Cidadãos registram mais armas do que empresas e órgãos civis de segurança
Mais da metade das armas de fogo com registro ativo no sistema da PF (Polícia Federal) são pertencentes a pessoas físicas. O número supera a soma de armamentos legais das empresas de segurança privada e de órgãos civis de segurança pública no Brasil. Os dados obtidos pela reportagem são de outubro de 2018. O levantamento não inclui as armas registradas pelo Exército e pelas polícias militares, que estão no Sigma (Sistema de Gerenciamento Militar de Armas - veja mais abaixo).
Informações da PF acessadas pelo UOL no portal da Lei de Acesso à Informação mostram que 344 mil armas têm registro ativo de pessoas físicas no país, enquanto 248 mil são propriedade de empresas de segurança privada. Há ainda armas com órgãos públicos e lojas de armas, por exemplo. Somado, o arsenal de empresas e órgãos públicos chega a 333 mil itens.
Segundo a PF, o registro é um documento com validade de cinco anos que "autoriza o proprietário de arma de fogo a mantê-la exclusivamente no interior de sua residência ou no seu local de trabalho."
No Brasil há dois sistemas de registro de armas: além do Sinarm (Sistema Nacional de Armas), da PF, há o Sigma (Sistema de Gerenciamento Militar de Armas), gerenciado pelo Exército, que serve para registro de armas de militares e de civis nas modalidades caçador, atirador e colecionador.
Na última segunda-feira (14), o presidente Jair Bolsonaro (PSL) publicou decreto flexibilizando o Sinarm e dando direito à posse de até quatro armas por pessoa, sem a necessidade de aprovação prévia pela PF. Até então, o interessado na posse precisava explicitar o motivo para ter uma arma, o que poderia resultar em uma negativa do delegado responsável.
O estado com maior número de armas registradas por pessoas físicas é o Rio Grande do Sul, com 55 mil registros ativos. Coincidência ou não, o estado foi o que registrou, em 2005, a maior vitória do "não" no referendo que consultou sobre a possibilidade de veto à comercialização de armas no Brasil -- foram 87% dos votos contrários à proibição. Roraima, por sua vez, tem a menor população armada: 1.560 registros.
A reportagem solicitou, na sexta-feira (18), um porta-voz à Associação Nacional da Indústria de Armas e Munições para comentar os dados do Sinarm, mas a entidade informou que não teve retorno dos dirigentes.
Análise
O UOL apresentou a planilha ao professor de direito da PUC-SP (Pontifícia Universidade Católica de São Paulo), Adilson Dallari. Defensor do direito ao armamento civil, ele acredita que a planilha reforça a ideia de que a posse de arma pode ajudar a reduzir mortes.

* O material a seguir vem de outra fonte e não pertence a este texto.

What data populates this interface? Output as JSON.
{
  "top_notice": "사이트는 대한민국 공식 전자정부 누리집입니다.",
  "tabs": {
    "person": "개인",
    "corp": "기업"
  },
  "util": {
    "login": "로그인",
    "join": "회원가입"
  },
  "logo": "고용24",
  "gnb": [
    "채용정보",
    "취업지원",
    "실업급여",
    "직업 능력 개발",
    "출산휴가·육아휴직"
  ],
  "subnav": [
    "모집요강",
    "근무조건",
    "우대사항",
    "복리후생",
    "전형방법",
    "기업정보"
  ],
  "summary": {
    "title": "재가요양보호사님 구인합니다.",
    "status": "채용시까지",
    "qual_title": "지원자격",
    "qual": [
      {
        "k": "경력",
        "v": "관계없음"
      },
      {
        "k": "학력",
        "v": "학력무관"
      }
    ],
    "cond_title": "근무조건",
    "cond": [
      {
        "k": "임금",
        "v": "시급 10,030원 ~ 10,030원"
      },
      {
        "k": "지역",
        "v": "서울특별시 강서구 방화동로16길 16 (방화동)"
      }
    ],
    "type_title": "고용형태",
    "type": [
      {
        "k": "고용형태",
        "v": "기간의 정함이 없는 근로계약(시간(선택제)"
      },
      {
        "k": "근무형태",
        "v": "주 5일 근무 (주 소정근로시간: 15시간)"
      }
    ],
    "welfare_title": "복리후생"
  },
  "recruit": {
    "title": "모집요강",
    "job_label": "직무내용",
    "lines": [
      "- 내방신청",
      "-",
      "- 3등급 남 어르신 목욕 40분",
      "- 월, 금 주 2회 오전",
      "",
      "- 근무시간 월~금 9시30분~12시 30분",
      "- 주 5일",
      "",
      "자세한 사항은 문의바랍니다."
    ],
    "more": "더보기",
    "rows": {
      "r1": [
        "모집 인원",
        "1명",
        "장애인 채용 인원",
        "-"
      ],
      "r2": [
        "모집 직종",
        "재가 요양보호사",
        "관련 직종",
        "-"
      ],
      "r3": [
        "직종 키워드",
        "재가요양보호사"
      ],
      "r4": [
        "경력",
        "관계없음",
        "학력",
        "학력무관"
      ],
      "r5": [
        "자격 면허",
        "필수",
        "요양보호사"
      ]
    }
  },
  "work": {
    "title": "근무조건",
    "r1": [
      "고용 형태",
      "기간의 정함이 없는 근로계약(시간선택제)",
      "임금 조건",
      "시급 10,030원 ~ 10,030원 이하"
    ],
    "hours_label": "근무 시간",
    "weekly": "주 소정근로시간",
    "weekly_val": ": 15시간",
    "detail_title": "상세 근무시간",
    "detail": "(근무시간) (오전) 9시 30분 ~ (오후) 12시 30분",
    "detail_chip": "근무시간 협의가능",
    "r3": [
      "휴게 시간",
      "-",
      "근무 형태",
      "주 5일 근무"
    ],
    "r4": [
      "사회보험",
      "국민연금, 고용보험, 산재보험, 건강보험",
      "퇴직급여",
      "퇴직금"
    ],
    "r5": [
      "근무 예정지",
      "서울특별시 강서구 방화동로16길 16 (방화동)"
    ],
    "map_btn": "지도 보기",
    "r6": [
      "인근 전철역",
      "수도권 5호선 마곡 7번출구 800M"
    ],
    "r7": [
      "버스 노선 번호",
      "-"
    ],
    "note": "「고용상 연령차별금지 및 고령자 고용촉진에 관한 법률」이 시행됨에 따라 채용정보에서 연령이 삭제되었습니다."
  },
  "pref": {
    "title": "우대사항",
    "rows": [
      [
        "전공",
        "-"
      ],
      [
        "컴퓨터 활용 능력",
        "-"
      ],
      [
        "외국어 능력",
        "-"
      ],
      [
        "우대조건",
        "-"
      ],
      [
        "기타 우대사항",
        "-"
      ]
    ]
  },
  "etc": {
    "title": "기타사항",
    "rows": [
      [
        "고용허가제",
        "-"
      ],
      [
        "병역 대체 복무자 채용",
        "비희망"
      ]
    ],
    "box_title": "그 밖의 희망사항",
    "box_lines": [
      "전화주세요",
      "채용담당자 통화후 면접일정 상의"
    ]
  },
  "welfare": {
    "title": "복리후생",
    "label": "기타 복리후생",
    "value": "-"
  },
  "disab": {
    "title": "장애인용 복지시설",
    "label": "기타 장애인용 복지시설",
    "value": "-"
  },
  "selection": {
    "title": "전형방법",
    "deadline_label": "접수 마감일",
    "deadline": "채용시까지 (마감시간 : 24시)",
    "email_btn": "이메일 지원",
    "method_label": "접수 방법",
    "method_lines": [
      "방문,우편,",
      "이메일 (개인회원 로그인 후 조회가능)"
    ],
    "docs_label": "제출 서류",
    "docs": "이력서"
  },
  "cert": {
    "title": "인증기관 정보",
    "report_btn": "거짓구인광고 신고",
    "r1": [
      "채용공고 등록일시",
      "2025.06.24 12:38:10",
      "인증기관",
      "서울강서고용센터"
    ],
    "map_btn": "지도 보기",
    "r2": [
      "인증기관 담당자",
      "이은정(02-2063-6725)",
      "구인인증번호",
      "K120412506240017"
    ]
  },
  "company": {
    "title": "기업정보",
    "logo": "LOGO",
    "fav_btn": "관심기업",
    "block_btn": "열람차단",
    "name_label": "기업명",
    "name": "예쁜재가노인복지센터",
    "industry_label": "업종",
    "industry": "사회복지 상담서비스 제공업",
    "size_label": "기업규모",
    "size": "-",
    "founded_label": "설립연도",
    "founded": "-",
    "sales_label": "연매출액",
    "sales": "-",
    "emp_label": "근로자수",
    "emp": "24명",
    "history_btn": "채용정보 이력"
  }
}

Esse quadro não é nada surpreendente. O que vejo nisso é o exercício ao direito da legítima defesa das pessoas
Adilson Dallari, professor da PUC-SP
"Os dados mostram que onde há mais armas são Rio Grande do Sul e São Paulo. No Rio Grande a violência é grande, mas há uma tradição de fronteira, de armamento. Mas São Paulo tem o índice de homicídios mais baixo do país, é o único dentro do limite tolerável. E os estados com maior violência estão no Nordeste, e lá o número de armas é bastante modesto", afirma.
Para o pesquisador e coordenador do Obvio (Observatório de Violência Letal Intencional), Ivênio Hermes, os dados apresentados do Sinarm mostram que a população brasileira já está armada em bom número e não haveria necessidade de mudar regras.
O brasileiro já possui armas em grande quantidade registradas para a posse. Em tese, a flexibilização somente facilitará para que se tenha mais armas ainda
Ivênio Hermes, coordenador do Obvio
Para Hermes, o problema da falta de segurança não passa pelo uso de armas pela população civil. "Primeiro porque a maioria esmagadora dos estudos sobre o tema aponta que não existe relação entre a posse e a segurança efetiva. E quanto mais armas em circulação, mais probabilidade dessas armas irem parar clandestinamente nas mãos erradas."
O pesquisador aponta que há problemas de ordem social causados pela proliferação de armas. "Mais uma divisão entre os brasileiros, aqueles que podem e aqueles que não podem ter arma. Afinal de contas, com o baixo nível salarial da grande parte dos brasileiros, a flexibilização privilegiará quem puder dispor de valores acima de R$ 4.000 para ter uma arma."
O número de pedidos de registros de armas vem crescendo desde 2004, quando entrou em vigor o Estatuto do Desarmamento. Até 2017, houve um crescimento de quase 1.000% no número de pedidos autorizados pela PF anualmente.